We could not shop until we went home again, but I could plan, bend back corners, change my mind, and imagine myself strolling magnificently into orchestra or algebra in my Levi’s cords, Famolare shoes and cute sweater. I am not particularly cute, but I feel my annual surge of hope as I look at ads for Love’s Fresh Lemon, Twice As Nice shampoo, and Clearasil. I have been swimming in the lake all summer, and walking the mile to get fresh water from the Artesian well at the main house, my hair is lighter from the sun and my skin looks better with a light tan. Lying on my back, pushing aside the spine of a magazine, I check my stomach – it feels flat. It’s a good start, and with the right stuff I will make my curly hair into golden Farrah feathers, my spotted skin into the rosy, glowing face I see in the Bonne Bell ads and my hearty peasant body into something long, lithe and covetable in a leather jacket and a little dab of musk.

We will have shopping trips, my mother and I; we will go to the Jacobson’s Miss J Shop for sweaters, upstairs to buy shoes, and then to the Levi store for bell-bottomed cords in colors reminiscent of the hated ratatouille. I will get my hair cut at Staci’s Swinging Coiffures, where Sally will purse her glossy pink lips and remind me that “curly haired gals” need to be sure to blow dry all the moisture out if we want our hair to stop frizzing by lunchtime. Despite her earthy, lefty habits, my mother is the daughter of a Hungarian Princess, and she understands the transformative power of having shiny hair, beautiful clothes and a dresser covered with perfume bottles.

I will call my cello teacher and set up my lesson time for the school year, and I will start practicing again in earnest, after months of sitting on the deck at the cottage and playing Bach suites because I like the way the notes seem to float out across the woods and over the lake, reaching the loons, and unseen people rowing out to see if they can catch some fish for dinner. I will begin calling my friends, riding my bike to their houses to make sure that the delicate filaments of adolescent fellowship are still strong enough to bear the weight of a new school year of crushes, algebra tests and the lunchroom jungle.
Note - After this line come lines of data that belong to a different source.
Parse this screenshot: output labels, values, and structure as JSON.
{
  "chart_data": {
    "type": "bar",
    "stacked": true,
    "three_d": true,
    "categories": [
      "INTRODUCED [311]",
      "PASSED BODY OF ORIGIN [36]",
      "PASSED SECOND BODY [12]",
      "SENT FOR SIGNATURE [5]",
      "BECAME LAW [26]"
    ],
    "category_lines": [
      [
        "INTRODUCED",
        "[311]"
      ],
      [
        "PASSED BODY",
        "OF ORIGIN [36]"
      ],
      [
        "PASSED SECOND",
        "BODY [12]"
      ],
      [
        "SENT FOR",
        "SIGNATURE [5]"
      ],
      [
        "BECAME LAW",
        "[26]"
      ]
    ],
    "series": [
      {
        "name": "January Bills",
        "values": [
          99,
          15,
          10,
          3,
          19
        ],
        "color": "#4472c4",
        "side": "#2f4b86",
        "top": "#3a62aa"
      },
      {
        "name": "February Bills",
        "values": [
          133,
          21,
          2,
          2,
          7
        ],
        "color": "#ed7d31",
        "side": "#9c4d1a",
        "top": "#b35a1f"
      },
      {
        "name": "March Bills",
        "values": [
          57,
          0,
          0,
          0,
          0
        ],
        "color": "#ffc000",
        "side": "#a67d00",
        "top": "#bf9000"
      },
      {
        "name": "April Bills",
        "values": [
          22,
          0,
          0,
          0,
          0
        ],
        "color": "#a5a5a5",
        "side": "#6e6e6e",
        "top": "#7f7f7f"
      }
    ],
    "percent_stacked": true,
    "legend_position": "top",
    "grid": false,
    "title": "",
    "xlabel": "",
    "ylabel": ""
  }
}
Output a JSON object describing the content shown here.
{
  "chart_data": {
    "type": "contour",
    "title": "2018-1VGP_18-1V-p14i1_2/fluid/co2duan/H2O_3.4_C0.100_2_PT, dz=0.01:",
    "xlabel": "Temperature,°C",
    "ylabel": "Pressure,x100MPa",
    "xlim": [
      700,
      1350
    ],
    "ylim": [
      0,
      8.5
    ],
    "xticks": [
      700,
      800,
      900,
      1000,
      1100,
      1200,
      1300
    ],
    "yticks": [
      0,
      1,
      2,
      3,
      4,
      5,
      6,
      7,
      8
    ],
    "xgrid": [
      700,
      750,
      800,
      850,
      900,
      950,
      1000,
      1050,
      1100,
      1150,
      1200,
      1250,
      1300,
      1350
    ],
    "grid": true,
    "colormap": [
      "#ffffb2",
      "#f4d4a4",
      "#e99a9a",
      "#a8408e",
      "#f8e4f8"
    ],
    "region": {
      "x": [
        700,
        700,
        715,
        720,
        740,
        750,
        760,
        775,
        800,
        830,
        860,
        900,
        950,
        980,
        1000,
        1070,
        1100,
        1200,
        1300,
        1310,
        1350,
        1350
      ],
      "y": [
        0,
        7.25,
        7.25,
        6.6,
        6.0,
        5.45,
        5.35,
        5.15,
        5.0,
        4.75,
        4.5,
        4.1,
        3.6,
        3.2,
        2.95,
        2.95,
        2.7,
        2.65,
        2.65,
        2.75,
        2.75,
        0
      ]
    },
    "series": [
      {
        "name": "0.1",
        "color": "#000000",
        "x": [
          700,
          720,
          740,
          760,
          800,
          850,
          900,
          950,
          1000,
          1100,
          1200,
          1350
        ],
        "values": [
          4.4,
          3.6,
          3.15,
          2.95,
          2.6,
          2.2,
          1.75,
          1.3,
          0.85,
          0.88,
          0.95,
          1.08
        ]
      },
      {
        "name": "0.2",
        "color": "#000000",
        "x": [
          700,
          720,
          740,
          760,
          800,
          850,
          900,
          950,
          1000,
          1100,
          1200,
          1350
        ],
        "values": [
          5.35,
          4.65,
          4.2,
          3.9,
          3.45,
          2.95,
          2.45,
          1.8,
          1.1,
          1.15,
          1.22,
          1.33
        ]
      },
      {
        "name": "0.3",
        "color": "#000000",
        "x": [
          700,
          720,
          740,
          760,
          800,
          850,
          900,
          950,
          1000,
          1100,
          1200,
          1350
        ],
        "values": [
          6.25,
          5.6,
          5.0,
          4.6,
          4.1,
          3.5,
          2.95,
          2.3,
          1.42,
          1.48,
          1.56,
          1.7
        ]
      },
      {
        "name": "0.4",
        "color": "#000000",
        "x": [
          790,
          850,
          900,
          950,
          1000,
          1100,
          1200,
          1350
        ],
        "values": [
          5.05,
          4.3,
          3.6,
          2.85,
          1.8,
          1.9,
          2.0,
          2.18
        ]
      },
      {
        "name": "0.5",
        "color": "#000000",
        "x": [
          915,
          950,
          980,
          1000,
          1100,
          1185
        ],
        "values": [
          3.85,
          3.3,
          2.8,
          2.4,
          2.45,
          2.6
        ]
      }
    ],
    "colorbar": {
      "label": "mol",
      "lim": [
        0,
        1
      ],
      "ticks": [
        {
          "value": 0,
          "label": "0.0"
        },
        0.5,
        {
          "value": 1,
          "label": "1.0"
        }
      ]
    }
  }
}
I will buy new notebooks and write my schedule on the back of one with dashes for each unexplained absence I am permitted. I need to be able to mark them off as I go, and to use my entire allotment of absences in math, science and social studies; I will never miss a day of orchestra or English.

I do not know then, cannot imagine this life where I am the mother, the cook, and the arbiter of school shopping. I have become a lover of opera, of eggplants, of Bohemian living far from the showy, unused “living rooms” of the suburbia I once envied. I am planning to make ratatouille this weekend, using my mother’s recipe. I feel that change in the air, the pulse of summer lassitude quickening to autumn’s insistent rhythm. My own child will not eat ratatouille, and he will flee to his room when I plug in my iPhone and blast “Tosca” through the kitchen speakers. He will not be looking at magazines, though – he is not a reader, not a musician, not tormented by dark doubts about his looks or his place in the world. He will be playing Xbox Live and texting, and scheming to buy new bearings for his longboard. It is different, and it is the same, the years of my life bound together by the smell of roasting vegetables, the silky ascent of a soprano voice, and the change in seasons.

I wonder if she still has that bowl.